Thirdly, there should be a focus on fostering team-based care by harnessing the (clinical and non-clinical) expertise and intrinsic motivation to do the right thing on the frontline. Ultimately, integrated care requires care staff to work together towards a common goal.

The 10YHP should clearly articulate the core principles, intended outcomes and essential functions of neighbourhood models nationally. The detailed design and local delivery arrangements are best determined by each area based on its context and relationships. Various delivery models such as place-based partnerships and lead provider models may be chosen – each with their merits and drawbacks. Effective models combine local leadership with system-level support.

10. A clear plan for implementation is mission critical

The 10YHP must also be accompanied by a robust implementation plan, including metrics to support monitoring and evaluation. The failure of previous long-term plans to do so led to delays and even failures to implement the proposed changes. The implementation framework and specific steps to achieve the 2000 NHS Plan reforms were developed over subsequent months and years. This delay in providing a clear and actionable implementation plan contributed to the slow materialisation of improvements in the health and care system. 

In contrast, the mental health implementation plan for the 2019 Long Term Plan provided a clear roadmap, with clear accountability and funding lines which was integral to successful implementation of the vast majority of the plan.

As a result of the recent announcements on NHS reorganisation, it is now unclear who will be leading the implementation of 10YHP reforms. A lot of work is currently happening within ICBs, and cuts have created uncertainty and risk aversion when bold change and leadership is needed most. The 10YHP must provide clarity on this, including how local leaders will be supported to deliver change. 

The plan should set out the expectation of partnership working to deliver a set of outcomes and a clear articulation of a journey to a better destination. But local autonomy over implementation will enable change most effectively.

And unlike the 2000 Plan, the 10YHP cannot rely on significant additional investment beyond the funding awarded at the Autumn Budget, or significantly more staff, meaning that locally-led reform will have to do more of the heavy lifting.

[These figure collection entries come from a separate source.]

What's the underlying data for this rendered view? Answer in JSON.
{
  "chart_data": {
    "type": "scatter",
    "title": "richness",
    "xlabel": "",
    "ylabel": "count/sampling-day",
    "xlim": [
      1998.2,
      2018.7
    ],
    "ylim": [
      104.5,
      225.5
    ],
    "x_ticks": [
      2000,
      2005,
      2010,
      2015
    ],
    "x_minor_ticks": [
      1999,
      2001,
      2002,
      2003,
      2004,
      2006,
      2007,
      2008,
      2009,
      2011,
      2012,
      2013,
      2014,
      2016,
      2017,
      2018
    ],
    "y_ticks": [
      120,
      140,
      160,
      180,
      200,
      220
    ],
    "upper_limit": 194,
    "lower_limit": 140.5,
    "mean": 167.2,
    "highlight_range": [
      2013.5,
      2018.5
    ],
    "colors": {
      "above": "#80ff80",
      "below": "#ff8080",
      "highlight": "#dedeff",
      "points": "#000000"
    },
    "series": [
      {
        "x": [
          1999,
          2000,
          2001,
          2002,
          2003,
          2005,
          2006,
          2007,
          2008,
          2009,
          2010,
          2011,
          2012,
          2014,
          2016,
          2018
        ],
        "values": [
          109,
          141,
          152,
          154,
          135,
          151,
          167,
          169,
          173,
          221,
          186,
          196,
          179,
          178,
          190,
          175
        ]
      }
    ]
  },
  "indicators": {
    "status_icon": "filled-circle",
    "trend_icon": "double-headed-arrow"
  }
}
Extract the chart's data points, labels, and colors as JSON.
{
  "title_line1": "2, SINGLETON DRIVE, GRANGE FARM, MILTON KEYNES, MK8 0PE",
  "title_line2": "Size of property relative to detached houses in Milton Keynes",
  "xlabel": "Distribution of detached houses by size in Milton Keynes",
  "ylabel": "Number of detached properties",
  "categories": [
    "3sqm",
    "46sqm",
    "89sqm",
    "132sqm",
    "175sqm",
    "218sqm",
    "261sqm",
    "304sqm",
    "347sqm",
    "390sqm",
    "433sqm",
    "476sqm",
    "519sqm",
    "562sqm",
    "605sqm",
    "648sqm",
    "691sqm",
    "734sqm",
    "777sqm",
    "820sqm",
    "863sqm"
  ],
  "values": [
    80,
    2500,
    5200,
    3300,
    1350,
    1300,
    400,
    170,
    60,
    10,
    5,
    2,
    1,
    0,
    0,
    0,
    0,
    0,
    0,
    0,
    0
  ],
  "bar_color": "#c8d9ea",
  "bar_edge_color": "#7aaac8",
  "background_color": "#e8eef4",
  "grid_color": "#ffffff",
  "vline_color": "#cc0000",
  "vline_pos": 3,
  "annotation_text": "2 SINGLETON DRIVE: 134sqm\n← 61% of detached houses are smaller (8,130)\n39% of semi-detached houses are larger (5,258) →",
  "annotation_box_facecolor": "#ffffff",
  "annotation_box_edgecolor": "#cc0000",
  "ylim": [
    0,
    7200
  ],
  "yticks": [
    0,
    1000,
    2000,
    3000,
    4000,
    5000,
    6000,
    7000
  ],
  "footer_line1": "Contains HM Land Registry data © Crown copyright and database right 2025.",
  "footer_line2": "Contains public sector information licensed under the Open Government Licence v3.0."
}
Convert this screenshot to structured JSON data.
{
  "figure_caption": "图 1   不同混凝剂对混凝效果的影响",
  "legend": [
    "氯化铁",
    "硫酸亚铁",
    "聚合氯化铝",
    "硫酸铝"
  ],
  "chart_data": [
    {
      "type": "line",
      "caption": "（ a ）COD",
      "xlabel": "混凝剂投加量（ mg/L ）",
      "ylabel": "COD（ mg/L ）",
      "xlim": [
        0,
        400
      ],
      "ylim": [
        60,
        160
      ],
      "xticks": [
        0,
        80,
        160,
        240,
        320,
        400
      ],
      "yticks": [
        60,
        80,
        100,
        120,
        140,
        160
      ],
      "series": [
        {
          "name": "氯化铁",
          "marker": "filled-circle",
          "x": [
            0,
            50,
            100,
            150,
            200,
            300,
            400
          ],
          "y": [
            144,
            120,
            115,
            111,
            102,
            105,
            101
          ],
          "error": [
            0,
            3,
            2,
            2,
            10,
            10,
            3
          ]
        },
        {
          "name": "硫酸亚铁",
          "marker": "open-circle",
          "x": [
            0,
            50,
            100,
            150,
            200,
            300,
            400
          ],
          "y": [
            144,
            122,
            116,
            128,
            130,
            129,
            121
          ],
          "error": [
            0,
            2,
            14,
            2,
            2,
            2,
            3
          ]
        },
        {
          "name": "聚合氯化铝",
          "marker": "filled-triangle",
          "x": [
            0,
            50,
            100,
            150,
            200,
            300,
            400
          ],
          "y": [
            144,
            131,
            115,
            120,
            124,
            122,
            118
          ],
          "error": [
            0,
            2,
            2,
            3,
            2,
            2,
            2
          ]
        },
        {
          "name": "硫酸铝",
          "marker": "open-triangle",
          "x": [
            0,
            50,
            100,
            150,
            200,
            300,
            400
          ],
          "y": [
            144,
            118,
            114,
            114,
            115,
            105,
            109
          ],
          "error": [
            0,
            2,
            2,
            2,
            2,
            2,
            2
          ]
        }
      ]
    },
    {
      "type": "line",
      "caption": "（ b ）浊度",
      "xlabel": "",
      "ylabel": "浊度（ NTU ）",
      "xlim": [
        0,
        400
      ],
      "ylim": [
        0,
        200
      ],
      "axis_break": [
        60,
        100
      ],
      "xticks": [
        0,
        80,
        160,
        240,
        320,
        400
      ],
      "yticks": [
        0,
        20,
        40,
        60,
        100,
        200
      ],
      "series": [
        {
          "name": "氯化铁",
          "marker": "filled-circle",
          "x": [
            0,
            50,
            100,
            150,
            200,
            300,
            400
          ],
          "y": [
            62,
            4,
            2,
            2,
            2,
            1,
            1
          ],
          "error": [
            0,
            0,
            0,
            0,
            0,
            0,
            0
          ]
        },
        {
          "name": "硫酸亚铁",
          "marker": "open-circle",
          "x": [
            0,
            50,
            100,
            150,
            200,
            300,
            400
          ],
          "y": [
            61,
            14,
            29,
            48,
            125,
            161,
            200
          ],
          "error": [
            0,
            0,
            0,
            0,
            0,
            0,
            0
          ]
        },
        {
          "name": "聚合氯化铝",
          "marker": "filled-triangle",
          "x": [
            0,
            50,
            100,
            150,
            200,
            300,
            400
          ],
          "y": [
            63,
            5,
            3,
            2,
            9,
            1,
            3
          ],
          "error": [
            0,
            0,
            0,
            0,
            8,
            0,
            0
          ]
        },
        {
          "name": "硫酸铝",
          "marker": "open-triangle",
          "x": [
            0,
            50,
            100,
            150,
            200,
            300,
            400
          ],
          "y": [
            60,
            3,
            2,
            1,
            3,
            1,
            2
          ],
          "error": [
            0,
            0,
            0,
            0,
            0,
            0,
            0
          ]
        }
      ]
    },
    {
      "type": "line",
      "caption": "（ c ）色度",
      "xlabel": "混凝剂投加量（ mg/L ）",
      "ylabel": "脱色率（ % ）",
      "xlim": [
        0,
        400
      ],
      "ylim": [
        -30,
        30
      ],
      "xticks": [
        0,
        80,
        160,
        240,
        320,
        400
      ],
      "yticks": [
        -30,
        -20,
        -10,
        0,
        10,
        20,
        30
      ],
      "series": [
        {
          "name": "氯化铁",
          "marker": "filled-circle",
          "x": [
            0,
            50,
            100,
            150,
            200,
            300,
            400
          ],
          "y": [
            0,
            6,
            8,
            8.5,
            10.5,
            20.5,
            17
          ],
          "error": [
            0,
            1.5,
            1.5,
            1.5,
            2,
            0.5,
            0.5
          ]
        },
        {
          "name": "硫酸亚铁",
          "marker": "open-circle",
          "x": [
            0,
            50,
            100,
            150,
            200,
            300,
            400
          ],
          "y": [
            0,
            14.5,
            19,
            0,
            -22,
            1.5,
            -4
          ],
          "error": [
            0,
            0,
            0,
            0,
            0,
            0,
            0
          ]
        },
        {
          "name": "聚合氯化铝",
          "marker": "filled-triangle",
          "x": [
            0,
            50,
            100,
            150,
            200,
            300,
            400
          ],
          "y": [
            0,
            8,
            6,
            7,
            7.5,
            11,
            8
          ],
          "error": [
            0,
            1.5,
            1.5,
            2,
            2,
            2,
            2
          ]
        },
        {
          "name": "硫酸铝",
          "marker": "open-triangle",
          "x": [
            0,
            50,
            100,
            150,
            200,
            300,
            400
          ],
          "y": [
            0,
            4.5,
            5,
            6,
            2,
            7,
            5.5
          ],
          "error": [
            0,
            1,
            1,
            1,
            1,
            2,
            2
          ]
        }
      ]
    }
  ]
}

The beginning, not the end

Publication of the 10YHP will not be the end of the journey. Several sequels will follow, including a digital strategy and updated Long Term Workforce Plan. Ensuring join-up between these plans will be crucial.

A lot is riding on the plan to create an NHS ‘fit for the future’, improve population health outcomes and bolster the economy. The government’s three shifts are crucial and need robust policy proposals. For example, rebalancing more funding towards increasing out-of-hospital capacity is essential to delivering the left shift.

Boosting productivity and supporting the workforce will be key enablers

There are several other things the plan must do to deliver on this promise. Above all, it must facilitate a shift towards a preventative and empowering model of care to ensure sustainability and prevent healthcare from consuming an increasingly larger portion of national resources. 

It must also include a devolved, more integrated system operating model, a new relationship between citizens and public services through a neighbourhood model and align with wider public sector reforms to improve national prosperity. Boosting productivity and supporting the workforce will be key enablers, and recovery and reform must be treated as two sides of the same coin. 

The government should heed lessons from previous reform efforts by developing a clear plan for implementation, with scope for local delivery.

Footnotes

  1. 1. Some preventative interventions can demonstrate a quick return on investment. See, for example, this programme of mental health education in Greater Manchester which reduced the number of referrals to child and adolescent mental health services (CAMHS) in other areas of the country by 43 per cent.